Current ABI 1.20.0 smoke medians are stored in:

- `benchmarks/cross_binding/aom_sweep_timing.csv`
- `benchmarks/cross_binding/aom_sweep_timing_cuda_smoke.csv`

The CSVs include `moment_policy` plus per-head route counters:
`n_ridge_operator_moment_candidates`, `n_pls_operator_moment_candidates`,
`n_ridge_materialized_candidates`, and `n_pls_materialized_candidates`.
They also include prefix-cache counters and PLS fit-cost counters
(`n_pls_moment_cv_fits`, `n_pls_materialized_cv_fits`,
`n_pls_gcv_proxy_candidates`, `n_pls_gcv_proxy_fits`,
`n_pls_moment_final_fits`, `n_pls_materialized_final_fits`) so a timing row can
separate preprocessing-route choice from fold-local PLS fitting cost or the
explicit proxy screen.
Current CPU smoke rows show why those counters matter: mixed compact/custom
and PLS-only shapes route through exact materialized scorers in `auto` because
the CPU geometry guard prefers materialized scoring there, while Ridge-only
96 x 32 and 160 x 64 rows use operator moments. In the corresponding
CUDA-enabled smoke, `auto` keeps the mixed, PLS-only and Ridge-only rows on
operator-moment routes, with Ridge/PLS route counts matching the candidate
head split.

The exact medians are intentionally kept in the CSVs because they move with
build type, BLAS, GPU and route guards.
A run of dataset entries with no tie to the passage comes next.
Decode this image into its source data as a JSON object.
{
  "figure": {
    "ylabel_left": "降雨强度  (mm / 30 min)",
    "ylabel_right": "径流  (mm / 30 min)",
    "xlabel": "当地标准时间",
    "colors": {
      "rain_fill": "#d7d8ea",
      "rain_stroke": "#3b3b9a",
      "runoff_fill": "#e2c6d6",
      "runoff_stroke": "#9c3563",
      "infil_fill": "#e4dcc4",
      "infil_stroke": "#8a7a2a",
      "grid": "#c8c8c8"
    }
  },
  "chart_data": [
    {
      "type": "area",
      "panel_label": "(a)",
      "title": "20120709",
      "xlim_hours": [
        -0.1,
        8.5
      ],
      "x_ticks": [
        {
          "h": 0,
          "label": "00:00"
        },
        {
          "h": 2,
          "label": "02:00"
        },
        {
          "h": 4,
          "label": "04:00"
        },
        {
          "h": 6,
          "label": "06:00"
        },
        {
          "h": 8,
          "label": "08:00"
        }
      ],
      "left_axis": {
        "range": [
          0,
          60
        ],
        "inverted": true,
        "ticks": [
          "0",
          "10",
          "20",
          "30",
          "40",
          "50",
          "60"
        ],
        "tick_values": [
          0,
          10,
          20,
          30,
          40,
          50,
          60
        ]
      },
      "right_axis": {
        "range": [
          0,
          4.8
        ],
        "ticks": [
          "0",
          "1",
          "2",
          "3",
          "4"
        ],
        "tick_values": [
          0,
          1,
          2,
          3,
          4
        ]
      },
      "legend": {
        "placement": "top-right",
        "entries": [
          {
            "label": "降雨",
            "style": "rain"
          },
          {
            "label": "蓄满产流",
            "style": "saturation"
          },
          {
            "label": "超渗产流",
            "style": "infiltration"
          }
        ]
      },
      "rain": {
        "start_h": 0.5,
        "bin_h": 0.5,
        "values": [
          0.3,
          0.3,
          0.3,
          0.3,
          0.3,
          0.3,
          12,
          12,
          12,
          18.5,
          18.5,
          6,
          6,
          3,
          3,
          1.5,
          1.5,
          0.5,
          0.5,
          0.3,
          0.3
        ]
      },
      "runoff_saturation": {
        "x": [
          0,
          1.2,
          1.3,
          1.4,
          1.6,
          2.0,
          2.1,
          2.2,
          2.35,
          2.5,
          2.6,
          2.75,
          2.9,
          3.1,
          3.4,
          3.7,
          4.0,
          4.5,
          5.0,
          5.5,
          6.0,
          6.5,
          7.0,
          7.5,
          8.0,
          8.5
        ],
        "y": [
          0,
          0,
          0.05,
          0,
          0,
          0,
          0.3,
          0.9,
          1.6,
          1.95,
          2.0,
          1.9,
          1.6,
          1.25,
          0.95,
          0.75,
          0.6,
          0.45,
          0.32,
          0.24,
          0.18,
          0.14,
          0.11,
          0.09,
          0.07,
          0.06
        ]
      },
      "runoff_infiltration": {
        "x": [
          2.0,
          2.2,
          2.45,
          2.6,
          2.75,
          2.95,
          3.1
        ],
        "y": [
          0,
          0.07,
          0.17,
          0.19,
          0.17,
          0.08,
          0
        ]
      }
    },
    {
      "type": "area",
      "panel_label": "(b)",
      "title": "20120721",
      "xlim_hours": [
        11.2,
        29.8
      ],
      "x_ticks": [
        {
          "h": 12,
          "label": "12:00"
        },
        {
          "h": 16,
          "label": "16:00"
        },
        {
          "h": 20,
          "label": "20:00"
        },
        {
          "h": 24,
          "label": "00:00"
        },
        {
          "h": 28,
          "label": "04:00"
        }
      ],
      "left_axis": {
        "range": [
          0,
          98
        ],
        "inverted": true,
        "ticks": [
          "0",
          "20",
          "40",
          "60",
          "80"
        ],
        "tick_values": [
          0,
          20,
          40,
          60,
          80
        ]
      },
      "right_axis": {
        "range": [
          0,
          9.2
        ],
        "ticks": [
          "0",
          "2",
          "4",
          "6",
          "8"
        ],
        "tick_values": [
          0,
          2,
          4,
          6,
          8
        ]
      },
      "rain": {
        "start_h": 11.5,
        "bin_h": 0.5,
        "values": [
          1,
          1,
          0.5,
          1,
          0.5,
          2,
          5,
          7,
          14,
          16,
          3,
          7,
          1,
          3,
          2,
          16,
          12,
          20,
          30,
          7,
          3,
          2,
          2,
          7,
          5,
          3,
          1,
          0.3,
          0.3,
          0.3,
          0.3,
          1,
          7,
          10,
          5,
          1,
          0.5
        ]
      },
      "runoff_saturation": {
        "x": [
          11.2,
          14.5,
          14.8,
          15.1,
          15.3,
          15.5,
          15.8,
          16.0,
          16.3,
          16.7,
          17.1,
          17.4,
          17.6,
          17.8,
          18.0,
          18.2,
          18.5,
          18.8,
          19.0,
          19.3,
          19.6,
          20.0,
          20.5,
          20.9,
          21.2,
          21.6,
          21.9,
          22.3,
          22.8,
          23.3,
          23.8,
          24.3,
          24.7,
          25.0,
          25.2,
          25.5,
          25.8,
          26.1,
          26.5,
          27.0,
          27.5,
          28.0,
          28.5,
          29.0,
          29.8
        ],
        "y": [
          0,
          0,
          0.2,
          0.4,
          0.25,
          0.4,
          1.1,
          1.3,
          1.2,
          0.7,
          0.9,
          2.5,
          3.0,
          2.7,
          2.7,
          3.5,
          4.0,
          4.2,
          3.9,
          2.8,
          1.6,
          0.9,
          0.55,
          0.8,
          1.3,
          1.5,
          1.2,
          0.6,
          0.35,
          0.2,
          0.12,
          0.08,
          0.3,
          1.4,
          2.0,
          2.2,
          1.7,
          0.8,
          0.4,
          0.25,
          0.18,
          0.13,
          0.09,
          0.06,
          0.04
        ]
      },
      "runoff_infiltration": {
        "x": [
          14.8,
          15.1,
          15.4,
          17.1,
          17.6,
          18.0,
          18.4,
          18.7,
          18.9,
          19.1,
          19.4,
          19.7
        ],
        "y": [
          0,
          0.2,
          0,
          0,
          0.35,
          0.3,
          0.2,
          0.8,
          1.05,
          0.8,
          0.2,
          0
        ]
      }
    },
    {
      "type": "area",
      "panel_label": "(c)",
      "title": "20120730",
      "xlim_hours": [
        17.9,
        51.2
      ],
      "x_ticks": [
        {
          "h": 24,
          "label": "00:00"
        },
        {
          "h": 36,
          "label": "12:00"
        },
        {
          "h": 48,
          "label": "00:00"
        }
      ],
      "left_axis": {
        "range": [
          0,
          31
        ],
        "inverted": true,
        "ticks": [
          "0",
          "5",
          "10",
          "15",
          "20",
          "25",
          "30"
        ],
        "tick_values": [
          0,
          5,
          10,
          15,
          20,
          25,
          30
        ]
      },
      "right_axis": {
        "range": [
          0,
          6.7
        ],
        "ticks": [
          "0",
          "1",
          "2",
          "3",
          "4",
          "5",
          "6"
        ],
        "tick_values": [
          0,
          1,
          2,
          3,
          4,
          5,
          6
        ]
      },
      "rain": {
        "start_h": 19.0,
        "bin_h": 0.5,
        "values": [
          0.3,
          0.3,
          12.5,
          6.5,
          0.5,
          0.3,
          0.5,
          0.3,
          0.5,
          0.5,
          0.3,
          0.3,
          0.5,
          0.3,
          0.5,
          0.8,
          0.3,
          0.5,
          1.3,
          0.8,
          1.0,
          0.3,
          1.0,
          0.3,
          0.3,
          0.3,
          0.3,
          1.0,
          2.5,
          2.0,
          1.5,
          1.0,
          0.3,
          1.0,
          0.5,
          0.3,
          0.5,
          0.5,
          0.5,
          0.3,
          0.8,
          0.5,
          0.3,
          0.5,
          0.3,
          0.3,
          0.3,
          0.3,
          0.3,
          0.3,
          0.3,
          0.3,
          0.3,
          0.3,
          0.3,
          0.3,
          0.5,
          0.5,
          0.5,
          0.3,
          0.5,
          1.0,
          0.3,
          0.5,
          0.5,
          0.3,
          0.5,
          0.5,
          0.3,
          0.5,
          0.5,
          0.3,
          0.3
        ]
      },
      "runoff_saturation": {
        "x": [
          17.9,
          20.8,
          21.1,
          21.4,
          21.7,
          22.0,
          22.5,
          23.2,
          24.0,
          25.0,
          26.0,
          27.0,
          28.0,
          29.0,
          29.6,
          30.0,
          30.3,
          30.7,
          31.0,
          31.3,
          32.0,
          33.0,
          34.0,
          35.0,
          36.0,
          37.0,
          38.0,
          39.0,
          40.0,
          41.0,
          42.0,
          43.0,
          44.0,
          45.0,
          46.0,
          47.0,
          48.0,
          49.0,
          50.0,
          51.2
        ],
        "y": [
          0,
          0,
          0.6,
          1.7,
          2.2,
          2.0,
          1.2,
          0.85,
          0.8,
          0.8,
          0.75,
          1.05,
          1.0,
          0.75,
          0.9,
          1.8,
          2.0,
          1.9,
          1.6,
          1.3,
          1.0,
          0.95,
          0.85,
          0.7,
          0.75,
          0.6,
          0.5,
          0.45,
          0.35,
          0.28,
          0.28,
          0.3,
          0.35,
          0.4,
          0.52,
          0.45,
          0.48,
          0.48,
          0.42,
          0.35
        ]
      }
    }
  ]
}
The current smoke shows CPU compact
mixed `auto` at roughly 7.22 ms / 36.55 ms for 48 x 64 / 80 x 128, and
CUDA compact mixed `auto` at roughly 20.64 ms / 274.04 ms for the same shapes.
These CUDA timings validate the CUDA-enabled route accounting; they do not
claim a fused device-resident grinder yet.

The structured `detrend_poly` and Whittaker routes are exact and expose route
coverage for auditing. The policy switch exists because the current
implementation still transforms dense `p x p` moments on the host for some
paths, so `auto` is not uniformly faster until the fused GPU/batched engine
and a PLS-specific route selector exist.